Kisah ini sama sekali tidak ada nuansa bahwa konsumen itu adalah raja. Jangankan dianggap raja, diberikan jalan keluar yang manusiawi secuilpun tidak ada sama sekali. Bahkan konsumen ini menderita luar biasa, mereka tidak bisa terbang dan tiket hangus, dan harus membeli tiket baru dan tentu saja waktu berharga mereka terbuang dengan sia-sia.
Kasus perlakuan yang tidak manusiawi  bagi konsumen penerbangan ini, masih sangat banyak lagi. Bahkan maskapai penerbangan tertentu menjadi langganan yang sangat kaya atas perlakuan yang tidak benar terhadap konsumennya.
Slogan bahwa konsumen itu raja, sesungguhnya hanya ada di dalam teori dan bukan di dalam kenyataan ketika seorang konsumen membeli produk atau jasa sebuah perusahaan. Tidak saja dalam dunia bisnis, bahkan dalam pelayanan publik dan sosialpun jamak ditemukan perlakuan yang jauh dari manusiawi. Â Mulai dari mengurus KTP di kantor Kelurahan, lanjut ke kantor Kecamatan, dan apalagi kalau sudah ke kantor Dukcapil di Kodya atau Kabupaten. Seseorang harus menyediakan waktu seharian, uang, tenaga dan emosi yang pasti terkuras. Inipun belum tentu langsung selesai. Sangat bisa, yang ditemui oleh konsumen adalah masalah baru, ketidakjelasan dan keragu-raguan.
Lalu, dimana letak bahwa konsumen itu raja? Ya, seorang raja harusnya dilayani dengan sepenuh hati dengan tulus dan manusiawi. Tidak boleh dilecehkan apalagi dikerjaian habis-habisan. Memang benar bahwa slogan konsumen itu raja, adalah bohong besar di lapangan.
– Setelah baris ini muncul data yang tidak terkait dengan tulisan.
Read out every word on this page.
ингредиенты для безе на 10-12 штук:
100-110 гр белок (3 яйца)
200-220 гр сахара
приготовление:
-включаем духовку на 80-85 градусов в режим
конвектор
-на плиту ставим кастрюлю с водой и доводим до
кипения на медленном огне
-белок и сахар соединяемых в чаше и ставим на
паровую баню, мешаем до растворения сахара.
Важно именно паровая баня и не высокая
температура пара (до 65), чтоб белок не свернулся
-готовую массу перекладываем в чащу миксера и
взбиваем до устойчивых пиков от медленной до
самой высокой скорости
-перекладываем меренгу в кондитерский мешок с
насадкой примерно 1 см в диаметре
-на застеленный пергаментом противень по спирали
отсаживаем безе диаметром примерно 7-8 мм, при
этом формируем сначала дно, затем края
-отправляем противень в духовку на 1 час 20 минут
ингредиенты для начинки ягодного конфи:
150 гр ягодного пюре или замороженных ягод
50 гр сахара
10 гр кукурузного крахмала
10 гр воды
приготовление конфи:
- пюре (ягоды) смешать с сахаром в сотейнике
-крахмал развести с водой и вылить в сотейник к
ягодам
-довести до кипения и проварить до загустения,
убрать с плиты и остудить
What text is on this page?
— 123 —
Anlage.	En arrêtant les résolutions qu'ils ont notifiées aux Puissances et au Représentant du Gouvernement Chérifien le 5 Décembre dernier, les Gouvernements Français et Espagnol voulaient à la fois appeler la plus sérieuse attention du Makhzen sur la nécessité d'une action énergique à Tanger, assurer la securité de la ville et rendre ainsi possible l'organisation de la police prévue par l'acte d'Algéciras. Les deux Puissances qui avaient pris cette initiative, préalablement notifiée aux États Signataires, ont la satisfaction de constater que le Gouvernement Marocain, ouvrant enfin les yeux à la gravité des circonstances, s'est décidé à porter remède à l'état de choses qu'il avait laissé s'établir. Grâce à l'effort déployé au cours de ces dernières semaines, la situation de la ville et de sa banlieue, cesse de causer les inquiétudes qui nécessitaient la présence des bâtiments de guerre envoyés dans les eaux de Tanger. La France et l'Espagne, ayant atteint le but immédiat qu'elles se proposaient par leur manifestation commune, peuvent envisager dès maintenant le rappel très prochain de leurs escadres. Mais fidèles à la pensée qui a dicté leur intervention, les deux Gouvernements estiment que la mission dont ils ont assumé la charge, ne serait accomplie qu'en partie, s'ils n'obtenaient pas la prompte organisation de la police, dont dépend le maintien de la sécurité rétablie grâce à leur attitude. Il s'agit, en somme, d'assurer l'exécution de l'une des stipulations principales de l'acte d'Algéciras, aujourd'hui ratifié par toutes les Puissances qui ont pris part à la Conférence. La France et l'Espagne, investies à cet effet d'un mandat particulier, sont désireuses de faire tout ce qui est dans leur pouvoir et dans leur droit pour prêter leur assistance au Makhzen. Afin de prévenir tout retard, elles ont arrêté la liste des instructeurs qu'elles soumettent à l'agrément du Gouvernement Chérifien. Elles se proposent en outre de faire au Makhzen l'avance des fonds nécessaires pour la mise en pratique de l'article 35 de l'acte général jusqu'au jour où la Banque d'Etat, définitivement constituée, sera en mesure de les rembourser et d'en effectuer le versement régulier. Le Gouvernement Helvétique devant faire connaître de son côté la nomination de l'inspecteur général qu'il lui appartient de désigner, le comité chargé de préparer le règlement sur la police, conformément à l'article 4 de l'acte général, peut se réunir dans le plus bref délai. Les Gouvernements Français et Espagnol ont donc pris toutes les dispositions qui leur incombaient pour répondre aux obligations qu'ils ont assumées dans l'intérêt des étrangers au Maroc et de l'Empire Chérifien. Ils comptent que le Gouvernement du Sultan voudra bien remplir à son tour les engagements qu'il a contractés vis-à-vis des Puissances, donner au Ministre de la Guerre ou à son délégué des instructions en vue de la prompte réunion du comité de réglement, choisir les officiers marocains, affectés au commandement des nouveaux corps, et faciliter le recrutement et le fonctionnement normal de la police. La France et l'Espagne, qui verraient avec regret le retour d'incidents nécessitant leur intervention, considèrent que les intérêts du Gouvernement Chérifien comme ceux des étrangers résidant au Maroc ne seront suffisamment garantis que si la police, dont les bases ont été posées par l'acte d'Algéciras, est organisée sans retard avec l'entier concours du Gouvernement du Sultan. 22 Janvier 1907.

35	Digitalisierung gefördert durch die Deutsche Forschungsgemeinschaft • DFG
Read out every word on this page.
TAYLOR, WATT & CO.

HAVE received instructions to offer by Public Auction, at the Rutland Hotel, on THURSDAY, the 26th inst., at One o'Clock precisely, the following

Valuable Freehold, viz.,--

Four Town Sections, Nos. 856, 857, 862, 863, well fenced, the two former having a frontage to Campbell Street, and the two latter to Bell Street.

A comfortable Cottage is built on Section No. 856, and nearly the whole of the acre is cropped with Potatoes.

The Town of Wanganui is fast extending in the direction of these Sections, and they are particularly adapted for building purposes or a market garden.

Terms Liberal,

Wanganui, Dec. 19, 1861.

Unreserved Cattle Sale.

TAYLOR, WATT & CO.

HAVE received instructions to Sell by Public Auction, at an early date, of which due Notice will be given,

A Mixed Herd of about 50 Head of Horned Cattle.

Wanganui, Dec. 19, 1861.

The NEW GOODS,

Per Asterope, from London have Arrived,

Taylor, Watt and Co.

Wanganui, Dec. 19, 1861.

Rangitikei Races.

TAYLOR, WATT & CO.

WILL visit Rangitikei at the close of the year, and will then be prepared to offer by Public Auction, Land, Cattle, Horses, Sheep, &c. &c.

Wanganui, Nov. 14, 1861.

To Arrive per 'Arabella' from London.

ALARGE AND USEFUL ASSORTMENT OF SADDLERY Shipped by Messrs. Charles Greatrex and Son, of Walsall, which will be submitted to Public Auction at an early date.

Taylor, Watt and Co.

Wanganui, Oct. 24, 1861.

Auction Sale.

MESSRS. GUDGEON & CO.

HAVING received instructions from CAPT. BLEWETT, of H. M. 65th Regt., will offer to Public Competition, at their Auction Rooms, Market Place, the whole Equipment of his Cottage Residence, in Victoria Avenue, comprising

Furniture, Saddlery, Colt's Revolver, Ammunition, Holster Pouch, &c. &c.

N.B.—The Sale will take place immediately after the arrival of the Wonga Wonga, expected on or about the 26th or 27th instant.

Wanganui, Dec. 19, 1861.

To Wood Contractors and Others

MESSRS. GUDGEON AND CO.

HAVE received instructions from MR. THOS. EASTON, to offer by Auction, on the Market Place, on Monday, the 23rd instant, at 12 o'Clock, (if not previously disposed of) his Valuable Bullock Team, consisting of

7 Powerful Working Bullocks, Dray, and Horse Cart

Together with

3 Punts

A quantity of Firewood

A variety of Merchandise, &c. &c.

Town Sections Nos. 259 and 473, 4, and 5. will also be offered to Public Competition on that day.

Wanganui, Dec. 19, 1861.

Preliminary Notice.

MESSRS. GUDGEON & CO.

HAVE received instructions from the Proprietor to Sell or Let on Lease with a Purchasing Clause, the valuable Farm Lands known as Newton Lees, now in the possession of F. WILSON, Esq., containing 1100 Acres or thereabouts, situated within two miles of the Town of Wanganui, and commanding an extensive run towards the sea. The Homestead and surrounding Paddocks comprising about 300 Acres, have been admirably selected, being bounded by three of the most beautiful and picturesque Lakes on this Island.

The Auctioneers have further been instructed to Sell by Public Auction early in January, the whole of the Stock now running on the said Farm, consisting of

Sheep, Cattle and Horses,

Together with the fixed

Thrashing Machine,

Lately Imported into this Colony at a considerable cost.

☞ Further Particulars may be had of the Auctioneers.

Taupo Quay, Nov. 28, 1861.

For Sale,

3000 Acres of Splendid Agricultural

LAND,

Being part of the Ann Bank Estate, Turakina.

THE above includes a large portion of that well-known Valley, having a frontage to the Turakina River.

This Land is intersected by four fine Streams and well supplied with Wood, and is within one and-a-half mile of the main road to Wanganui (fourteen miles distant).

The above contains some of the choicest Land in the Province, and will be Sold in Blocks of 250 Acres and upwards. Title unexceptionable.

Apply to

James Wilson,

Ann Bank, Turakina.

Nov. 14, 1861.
Seorang teman yang baru melakukan perjalanan ke Eropa berkisah bagaimana hebatnya pelayanan yang diterima selama perjalanan pergi pulang yang sangat menyenangkan. Lalu, saya bertanya seberapa besar harga yang dibayar untuk sebuah perjalanan yang dialami itu? Dia mengatakan lumayan mahal, karena mengambil paket premium dengan alasan tidak mau repot dengan segala urusan.
Betulkah teman yang melakukan perjalanan ke Eropa sebagai seorang raja? Ketika saya tanyakan kepadanya, dia tidak menjawab apakah dia raja atau bukan, tetapi harapannya terpenuhi.
Pelayanan prima dialami karena dia juga membayar dengan paket premium yang sangat mahal. Artinya, kalau mau menjadi sebagai seorang raja, maka Anda harus membayar harga yang mahal untuk mendapatkan perlakuan sebagai seorang raja bagi perusahaan yang melayani Anda.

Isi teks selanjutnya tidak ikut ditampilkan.